Cifra alta, ma giustificata dal coinvolgimento dell’architetto Gae Aulenti, incaricato di progettare una struttura «a cielo capovolto». A fare due conti, 3,150 milioni di euro per promuovere i vini campani. Attività forse utile, certamente cara.
L’11 maggio la giunta decide di finanziare con la bellezza di 400 mila euro il progetto «Una voce per Padre Pio», programma tv condotto da Massimo Giletti. Mentre risale al 9 luglio l’attesissima comunicazione dell’accordo per l’«Osservatorio sul nocciolo».
C’è poco da ridere. Già nel 2004 la Campania aveva incaricato la Nomisma, società di studi economici fondata da Romano Prodi, di svolgere uno studio di fattibilità. Ottenuto parere positivo, Bassolino e i suoi si erano industriati. Il contributo concesso ammonta a 334.772 euro: Giffoni Valle Piana, Salerno, diverrà la capitale del noto frutto. Per l’Osservatorio non si baderà a spese: sono previste sette assunzioni. Tra cui un coordinatore, che percepirà 100 mila euro l’anno.
A Giffoni hanno gradito l’interessamento. Difatti lo scorso 16 dicembre il Comune ha consegnato nelle mani di Andrea Cozzolino, assessore regionale alle Attività produttive e bassoliniano di ferro, il premio Nocciola d’oro.
È andata peggio all’assessore per le Politiche giovanili Rosa D’Amelio, fischiata a più non posso lo scorso 18 luglio mentre annunciava trionfale, a nome del governatore si capisce, lo stanziamento (regionale, ovviamente) di 30 milioni per la nascita della Multimedia Valley.
Con Giffoni la regione non ha fatto economia. Altri 5 milioni di euro serviranno per un altro ambizioso progetto: il Museo del mare. Splendida idea, non fosse che a Giffoni il mare non lo vedono neppure con il binocolo. Come si giustifica tanto attivismo? L’ex sindaco della città, Ugo Carpinelli, compagno di partito di Bassolino, siede in consiglio regionale. Sarà un caso?
Progetti, programmi, tavole planimetriche: attività in cui a Palazzo Santa Lucia, sede della giunta, sembrano eccellere. Lo scorso 17 luglio la giunta si è però superata: 21,385 milioni da investire in 36 studi di fattibilità. Il bello però deve ancora venire. Il 15 per cento di questa montagna di soldi servirà per gli studi di prefattibilità. Che significa? Con più di 3 milioni si stabilirà se è davvero il caso di avviare un progetto, che a sua volta studierà la possibilità di avviare lo stesso progetto di prima. In una parola: fuffa.
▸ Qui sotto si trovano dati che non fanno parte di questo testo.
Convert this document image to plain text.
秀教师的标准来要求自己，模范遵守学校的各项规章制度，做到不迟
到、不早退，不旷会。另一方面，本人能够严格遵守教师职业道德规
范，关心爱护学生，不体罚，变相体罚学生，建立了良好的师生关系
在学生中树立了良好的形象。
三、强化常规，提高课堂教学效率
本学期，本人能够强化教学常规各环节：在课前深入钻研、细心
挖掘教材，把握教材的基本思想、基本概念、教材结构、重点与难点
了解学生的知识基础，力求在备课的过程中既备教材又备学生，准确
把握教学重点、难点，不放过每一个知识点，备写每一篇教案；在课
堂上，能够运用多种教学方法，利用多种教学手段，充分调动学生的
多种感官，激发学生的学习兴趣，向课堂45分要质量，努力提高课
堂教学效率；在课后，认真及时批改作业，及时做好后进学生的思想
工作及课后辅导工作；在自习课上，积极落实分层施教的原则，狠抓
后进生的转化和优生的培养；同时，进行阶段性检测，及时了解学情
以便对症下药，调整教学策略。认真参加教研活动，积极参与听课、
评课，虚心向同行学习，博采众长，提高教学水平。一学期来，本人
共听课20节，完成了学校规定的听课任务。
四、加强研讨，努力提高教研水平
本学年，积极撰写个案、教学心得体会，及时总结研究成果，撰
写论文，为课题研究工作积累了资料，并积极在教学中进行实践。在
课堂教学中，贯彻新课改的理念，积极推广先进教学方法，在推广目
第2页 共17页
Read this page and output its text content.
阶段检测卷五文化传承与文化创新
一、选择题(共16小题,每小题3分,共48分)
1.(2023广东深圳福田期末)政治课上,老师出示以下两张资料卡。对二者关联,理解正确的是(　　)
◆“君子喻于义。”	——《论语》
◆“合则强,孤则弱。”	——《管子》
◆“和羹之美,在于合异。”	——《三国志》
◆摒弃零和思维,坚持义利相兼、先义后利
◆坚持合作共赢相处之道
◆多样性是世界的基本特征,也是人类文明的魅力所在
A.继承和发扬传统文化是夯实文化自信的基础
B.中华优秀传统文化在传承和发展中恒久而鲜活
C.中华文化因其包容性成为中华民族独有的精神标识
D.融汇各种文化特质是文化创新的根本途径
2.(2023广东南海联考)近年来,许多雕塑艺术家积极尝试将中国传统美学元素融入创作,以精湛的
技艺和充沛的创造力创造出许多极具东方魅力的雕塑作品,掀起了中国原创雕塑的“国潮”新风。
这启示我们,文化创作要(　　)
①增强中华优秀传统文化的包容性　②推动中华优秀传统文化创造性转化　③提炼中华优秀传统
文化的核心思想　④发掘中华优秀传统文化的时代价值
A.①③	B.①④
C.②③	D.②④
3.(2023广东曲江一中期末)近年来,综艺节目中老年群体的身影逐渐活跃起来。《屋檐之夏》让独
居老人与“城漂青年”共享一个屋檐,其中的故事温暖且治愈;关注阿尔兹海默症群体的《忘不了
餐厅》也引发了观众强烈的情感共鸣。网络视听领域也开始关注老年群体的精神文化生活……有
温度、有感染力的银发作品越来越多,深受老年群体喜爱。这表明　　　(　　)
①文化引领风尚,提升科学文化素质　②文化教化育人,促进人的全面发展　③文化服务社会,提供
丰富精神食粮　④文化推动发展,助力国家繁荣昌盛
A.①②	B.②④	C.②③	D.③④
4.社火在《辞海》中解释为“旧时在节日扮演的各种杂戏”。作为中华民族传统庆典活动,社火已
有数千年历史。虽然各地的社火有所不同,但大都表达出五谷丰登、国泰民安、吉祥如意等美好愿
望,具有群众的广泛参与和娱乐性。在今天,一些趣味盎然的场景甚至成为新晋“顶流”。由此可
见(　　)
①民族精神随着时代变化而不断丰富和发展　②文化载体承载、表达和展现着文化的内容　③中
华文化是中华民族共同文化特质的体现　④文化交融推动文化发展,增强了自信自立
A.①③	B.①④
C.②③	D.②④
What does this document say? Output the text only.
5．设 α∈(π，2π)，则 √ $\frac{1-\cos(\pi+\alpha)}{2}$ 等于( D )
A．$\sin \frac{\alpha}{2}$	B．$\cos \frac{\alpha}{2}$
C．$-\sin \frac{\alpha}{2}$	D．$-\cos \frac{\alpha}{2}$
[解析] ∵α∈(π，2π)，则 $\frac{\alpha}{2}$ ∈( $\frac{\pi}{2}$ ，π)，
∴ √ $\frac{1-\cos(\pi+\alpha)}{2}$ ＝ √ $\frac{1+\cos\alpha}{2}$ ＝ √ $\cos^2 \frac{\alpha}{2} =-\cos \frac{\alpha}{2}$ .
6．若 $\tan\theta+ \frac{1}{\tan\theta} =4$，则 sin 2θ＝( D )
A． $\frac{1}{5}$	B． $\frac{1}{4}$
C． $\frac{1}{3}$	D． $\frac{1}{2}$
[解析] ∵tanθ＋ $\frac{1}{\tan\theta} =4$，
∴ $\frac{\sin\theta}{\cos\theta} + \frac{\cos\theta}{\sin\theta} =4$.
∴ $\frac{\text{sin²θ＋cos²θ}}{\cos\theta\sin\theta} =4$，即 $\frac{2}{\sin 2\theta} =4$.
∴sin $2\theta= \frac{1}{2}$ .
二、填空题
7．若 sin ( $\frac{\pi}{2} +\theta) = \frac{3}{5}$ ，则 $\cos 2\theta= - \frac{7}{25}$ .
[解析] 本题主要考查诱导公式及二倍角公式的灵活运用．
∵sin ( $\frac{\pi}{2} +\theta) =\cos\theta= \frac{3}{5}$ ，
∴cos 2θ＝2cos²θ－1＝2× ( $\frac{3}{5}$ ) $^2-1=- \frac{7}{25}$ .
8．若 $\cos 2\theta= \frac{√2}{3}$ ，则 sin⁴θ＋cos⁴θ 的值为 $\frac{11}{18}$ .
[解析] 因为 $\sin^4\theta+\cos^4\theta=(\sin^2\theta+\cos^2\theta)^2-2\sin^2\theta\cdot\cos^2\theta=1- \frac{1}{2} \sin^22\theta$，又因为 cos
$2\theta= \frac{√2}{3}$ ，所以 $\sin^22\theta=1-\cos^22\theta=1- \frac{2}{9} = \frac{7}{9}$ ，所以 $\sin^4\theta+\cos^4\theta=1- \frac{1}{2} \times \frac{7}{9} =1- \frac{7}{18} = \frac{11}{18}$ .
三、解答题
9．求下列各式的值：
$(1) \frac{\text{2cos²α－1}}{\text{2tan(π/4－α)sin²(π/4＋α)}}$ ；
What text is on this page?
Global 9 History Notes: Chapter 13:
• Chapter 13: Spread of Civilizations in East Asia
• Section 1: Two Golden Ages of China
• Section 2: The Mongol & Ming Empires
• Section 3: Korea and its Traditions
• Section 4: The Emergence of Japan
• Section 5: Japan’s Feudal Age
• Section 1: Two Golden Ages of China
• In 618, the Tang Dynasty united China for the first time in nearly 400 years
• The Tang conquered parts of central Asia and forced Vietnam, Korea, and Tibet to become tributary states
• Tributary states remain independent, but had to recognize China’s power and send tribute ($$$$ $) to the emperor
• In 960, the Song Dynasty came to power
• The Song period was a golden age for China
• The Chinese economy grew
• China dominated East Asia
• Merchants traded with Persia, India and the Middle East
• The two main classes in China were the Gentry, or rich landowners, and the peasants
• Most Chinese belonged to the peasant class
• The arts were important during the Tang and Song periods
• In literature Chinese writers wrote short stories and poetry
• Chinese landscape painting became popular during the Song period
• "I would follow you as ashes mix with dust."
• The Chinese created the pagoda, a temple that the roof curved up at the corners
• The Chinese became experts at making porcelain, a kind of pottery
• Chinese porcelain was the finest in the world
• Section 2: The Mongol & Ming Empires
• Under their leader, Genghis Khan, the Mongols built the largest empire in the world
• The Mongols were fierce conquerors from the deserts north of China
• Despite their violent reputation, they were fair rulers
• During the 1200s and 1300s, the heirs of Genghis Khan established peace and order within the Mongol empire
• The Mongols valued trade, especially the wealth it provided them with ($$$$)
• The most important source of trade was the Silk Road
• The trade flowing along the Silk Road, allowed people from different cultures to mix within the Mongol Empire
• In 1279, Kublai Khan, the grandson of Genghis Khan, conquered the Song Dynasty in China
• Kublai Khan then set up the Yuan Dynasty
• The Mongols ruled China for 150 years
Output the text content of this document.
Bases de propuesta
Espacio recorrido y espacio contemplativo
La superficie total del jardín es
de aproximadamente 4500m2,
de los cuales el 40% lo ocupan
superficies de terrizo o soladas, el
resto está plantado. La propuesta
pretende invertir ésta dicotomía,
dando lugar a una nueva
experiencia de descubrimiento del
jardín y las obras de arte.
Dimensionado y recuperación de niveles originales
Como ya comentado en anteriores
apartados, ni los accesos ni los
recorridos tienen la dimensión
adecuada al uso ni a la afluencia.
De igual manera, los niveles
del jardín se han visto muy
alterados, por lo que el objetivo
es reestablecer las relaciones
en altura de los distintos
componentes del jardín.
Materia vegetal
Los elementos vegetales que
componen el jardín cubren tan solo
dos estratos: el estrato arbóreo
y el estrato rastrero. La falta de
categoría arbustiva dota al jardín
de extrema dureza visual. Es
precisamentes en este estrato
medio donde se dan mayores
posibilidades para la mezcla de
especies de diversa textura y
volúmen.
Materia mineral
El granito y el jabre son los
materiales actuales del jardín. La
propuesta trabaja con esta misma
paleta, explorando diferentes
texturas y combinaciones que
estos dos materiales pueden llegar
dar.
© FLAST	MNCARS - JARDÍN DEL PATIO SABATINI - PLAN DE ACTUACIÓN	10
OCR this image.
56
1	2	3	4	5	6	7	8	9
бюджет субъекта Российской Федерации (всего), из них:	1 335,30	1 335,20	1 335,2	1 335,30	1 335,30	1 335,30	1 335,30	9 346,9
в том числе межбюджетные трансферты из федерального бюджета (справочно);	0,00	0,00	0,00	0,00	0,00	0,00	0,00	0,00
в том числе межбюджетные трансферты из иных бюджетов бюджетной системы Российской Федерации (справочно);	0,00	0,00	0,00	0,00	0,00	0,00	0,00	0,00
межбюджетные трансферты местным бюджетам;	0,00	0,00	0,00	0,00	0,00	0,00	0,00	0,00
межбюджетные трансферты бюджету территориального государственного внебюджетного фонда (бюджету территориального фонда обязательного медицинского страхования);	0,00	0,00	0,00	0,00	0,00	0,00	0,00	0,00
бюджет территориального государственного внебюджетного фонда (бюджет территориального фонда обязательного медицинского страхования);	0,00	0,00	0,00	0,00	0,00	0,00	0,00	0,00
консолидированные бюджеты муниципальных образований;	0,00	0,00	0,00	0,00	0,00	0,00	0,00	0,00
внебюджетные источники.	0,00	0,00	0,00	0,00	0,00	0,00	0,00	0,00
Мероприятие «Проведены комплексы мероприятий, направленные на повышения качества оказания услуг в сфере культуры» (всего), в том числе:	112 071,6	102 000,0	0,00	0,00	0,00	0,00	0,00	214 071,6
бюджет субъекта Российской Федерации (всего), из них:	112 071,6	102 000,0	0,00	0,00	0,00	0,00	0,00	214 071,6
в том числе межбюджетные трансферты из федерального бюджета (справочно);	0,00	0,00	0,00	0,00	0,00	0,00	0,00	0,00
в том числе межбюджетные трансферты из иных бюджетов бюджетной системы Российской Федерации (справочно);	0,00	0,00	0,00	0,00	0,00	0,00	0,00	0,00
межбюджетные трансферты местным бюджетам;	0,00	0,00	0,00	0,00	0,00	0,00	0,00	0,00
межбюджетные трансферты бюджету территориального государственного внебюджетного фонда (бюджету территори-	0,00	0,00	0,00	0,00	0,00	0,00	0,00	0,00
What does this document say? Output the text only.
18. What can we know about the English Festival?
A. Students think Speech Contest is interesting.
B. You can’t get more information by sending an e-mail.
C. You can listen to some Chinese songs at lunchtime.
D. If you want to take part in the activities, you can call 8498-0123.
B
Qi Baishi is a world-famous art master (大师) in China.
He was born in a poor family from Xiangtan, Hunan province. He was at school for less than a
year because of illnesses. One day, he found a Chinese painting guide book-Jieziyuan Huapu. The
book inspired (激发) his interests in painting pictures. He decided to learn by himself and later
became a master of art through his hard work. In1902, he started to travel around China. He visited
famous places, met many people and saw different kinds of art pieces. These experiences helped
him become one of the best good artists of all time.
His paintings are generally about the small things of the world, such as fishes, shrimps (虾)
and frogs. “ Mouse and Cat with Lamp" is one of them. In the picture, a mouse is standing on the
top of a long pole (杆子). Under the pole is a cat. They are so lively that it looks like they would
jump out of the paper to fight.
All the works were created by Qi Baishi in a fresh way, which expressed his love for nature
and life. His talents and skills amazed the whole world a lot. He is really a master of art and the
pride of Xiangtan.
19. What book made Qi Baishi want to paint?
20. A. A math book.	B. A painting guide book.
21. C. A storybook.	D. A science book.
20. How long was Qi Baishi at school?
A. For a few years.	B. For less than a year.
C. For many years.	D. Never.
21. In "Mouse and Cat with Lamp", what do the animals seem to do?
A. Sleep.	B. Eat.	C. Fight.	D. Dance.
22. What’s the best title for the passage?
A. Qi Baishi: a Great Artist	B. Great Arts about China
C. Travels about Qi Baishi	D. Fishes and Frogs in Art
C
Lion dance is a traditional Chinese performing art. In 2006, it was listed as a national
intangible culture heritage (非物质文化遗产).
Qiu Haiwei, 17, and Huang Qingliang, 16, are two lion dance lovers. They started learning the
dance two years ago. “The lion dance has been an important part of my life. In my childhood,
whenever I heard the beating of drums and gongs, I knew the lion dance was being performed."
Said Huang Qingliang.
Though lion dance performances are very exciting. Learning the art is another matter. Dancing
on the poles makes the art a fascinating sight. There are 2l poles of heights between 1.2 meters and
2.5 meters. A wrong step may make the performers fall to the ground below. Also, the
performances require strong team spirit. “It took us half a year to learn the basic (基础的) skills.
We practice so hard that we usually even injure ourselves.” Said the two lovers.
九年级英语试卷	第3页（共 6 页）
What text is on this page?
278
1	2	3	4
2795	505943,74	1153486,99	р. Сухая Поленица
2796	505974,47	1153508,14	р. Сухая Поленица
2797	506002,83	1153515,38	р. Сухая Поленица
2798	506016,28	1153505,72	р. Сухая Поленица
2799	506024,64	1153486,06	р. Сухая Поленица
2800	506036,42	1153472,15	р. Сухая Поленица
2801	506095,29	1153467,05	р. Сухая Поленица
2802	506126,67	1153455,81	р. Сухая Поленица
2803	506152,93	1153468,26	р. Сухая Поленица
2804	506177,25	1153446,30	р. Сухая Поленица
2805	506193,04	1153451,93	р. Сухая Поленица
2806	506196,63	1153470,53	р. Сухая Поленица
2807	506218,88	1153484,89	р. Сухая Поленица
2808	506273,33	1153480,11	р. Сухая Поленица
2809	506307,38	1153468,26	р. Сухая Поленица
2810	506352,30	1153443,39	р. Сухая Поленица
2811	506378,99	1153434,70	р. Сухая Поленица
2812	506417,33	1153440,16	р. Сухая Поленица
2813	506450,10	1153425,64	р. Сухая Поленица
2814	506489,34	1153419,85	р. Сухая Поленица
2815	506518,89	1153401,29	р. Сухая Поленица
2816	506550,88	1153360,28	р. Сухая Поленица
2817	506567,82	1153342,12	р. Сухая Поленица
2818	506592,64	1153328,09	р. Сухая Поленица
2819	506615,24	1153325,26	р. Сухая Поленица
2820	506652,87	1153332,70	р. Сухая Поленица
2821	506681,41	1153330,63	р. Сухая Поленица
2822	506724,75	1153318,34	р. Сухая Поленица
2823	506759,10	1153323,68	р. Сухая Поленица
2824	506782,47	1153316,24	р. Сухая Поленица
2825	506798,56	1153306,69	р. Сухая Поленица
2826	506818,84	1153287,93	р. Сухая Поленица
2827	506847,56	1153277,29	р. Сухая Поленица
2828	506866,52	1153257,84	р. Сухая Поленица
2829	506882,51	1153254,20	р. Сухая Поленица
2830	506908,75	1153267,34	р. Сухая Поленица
Miriadi di dettagli inutili, cavilli buoni per sperperare. Qualche esempio: per 1,5 milioni un gruppo di teste d’uovo pagate dalla Regione stabilirà se e come «valorizzare le risorse endogene» del turismo; un altro manipolo, grazie a 700 mila euro, dirà quanto è stringente «la riqualificazione urbana dei siti Unesco».
Insomma, studi sul nulla. Come il sito telemedicina.campania.it. Un gingillo costato 4,164 milioni. Doveva essere una banca dati di pazienti. Peccato non sia mai entrato in funzione. È andata meglio con il portale dell’assessorato al Turismo. Costato però lo sproposito di 3,171 milioni.
Poi manifestazioni, sagre, meeting, concerti. Nel bollettino ufficiale della Regione si trova di tutto. Perfino traccia di un obolo di 37.500 euro per una manifestazione ad Angri, nel Salernitano. L’incontro: «Ma dove siamo capitati!». Raramente titolo fu tanto azzeccato.